Existing external clustering evaluation metrics (e.g., NMI, ARI) suffer from a lack of monotonicity, inability to identify worst-case scenarios, poor interpretability, and reliance on random baseline assumptions—hindering reliable algorithm comparison. To address these limitations, we propose Normalized Clustering Accuracy (NCA), an asymmetric, normalization-based accuracy measure grounded in optimal set matching. NCA is the first metric to simultaneously satisfy monotonicity, scale invariance, correction for cluster-size imbalance, and sensitivity to worst-case performance. Crucially, it does not rely on adjusted-for-chance assumptions. We provide rigorous theoretical analysis establishing its desirable mathematical properties. Empirical evaluation across multiple benchmark datasets demonstrates that NCA exhibits heightened sensitivity to low-quality clusterings and yields significantly more consistent algorithm rankings than conventional metrics. Thus, NCA provides a more robust, interpretable, and theoretically sound standard for external clustering evaluation when ground-truth labels are available.

There is no, nor will there ever be, single best clustering algorithm.

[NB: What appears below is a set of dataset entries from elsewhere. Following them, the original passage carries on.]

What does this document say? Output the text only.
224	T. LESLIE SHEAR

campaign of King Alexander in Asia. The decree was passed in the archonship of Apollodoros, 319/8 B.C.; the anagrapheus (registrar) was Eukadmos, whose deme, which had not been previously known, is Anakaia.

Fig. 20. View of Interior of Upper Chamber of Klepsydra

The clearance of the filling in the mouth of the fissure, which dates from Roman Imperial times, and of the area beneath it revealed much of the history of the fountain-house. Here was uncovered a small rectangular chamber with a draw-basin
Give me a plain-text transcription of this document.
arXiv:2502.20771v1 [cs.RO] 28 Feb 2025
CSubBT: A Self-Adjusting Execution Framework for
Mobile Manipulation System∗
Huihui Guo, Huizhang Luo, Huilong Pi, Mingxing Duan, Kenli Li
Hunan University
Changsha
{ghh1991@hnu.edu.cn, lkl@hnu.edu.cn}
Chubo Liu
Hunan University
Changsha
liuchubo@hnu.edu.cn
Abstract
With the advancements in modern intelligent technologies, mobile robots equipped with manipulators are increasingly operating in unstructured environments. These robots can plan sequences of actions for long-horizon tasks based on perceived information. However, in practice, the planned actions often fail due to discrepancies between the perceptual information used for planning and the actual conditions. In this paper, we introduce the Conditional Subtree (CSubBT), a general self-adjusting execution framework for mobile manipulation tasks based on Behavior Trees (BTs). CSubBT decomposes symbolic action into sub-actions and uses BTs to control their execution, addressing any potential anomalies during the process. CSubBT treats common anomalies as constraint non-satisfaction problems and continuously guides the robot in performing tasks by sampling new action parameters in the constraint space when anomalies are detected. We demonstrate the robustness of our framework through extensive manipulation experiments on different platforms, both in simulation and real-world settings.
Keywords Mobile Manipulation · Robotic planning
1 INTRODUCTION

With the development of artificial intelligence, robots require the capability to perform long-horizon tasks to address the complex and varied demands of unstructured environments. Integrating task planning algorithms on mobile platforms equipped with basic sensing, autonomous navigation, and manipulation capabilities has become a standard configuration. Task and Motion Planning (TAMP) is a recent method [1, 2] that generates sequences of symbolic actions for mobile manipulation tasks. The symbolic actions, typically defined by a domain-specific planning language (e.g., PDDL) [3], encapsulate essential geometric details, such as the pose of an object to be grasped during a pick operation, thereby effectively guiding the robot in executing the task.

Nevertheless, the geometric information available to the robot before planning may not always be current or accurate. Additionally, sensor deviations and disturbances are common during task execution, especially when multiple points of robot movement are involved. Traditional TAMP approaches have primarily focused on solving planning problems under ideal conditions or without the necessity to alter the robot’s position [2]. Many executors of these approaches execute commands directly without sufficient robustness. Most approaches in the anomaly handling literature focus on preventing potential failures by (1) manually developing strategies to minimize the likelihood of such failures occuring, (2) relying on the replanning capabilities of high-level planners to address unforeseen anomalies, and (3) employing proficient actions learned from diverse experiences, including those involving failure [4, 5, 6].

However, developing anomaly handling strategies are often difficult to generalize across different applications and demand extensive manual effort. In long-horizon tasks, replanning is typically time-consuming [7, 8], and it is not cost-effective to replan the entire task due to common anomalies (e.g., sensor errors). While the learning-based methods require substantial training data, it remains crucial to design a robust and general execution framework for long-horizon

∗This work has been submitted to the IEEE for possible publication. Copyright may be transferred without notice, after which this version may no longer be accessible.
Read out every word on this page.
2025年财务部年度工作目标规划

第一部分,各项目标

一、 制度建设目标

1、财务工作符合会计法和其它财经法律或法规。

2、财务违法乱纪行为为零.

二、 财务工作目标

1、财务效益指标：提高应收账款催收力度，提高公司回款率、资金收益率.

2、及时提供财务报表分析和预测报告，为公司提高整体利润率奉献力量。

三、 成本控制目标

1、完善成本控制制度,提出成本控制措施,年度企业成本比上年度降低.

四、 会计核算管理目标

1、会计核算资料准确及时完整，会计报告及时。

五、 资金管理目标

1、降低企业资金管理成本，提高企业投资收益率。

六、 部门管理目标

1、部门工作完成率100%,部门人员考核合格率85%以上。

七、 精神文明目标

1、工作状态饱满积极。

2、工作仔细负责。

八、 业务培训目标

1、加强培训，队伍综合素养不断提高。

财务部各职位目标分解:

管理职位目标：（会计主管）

Nevertheless, we would still like to be able to distinguish between methods that work well on certain task types and those that systematically underperform. Clustering algorithms are traditionally evaluated using either internal or external validity measures. Internal measures quantify different aspects of the obtained partitions, e.g., the average degree of cluster compactness or point separability. However, their validity is questionable because the clusterings they endorse can sometimes be meaningless. External measures, on the other hand, compare the algorithms’ outputs to fixed ground truth groupings provided by experts. In this paper, we argue that the commonly used classical partition similarity scores, such as the normalised mutual information, Fowlkes–Mallows, or adjusted Rand index, miss some desirable properties. In particular, they do not identify worst-case scenarios correctly, nor are they easily interpretable. As a consequence, the evaluation of clustering algorithms on diverse benchmark datasets can be difficult. To remedy these issues, we propose and analyse a new measure: a version of the optimal set-matching accuracy, which is normalised, monotonic with respect to some similarity relation, scale-invariant, and corrected for the imbalancedness of cluster sizes (but neither symmetric nor adjusted for chance).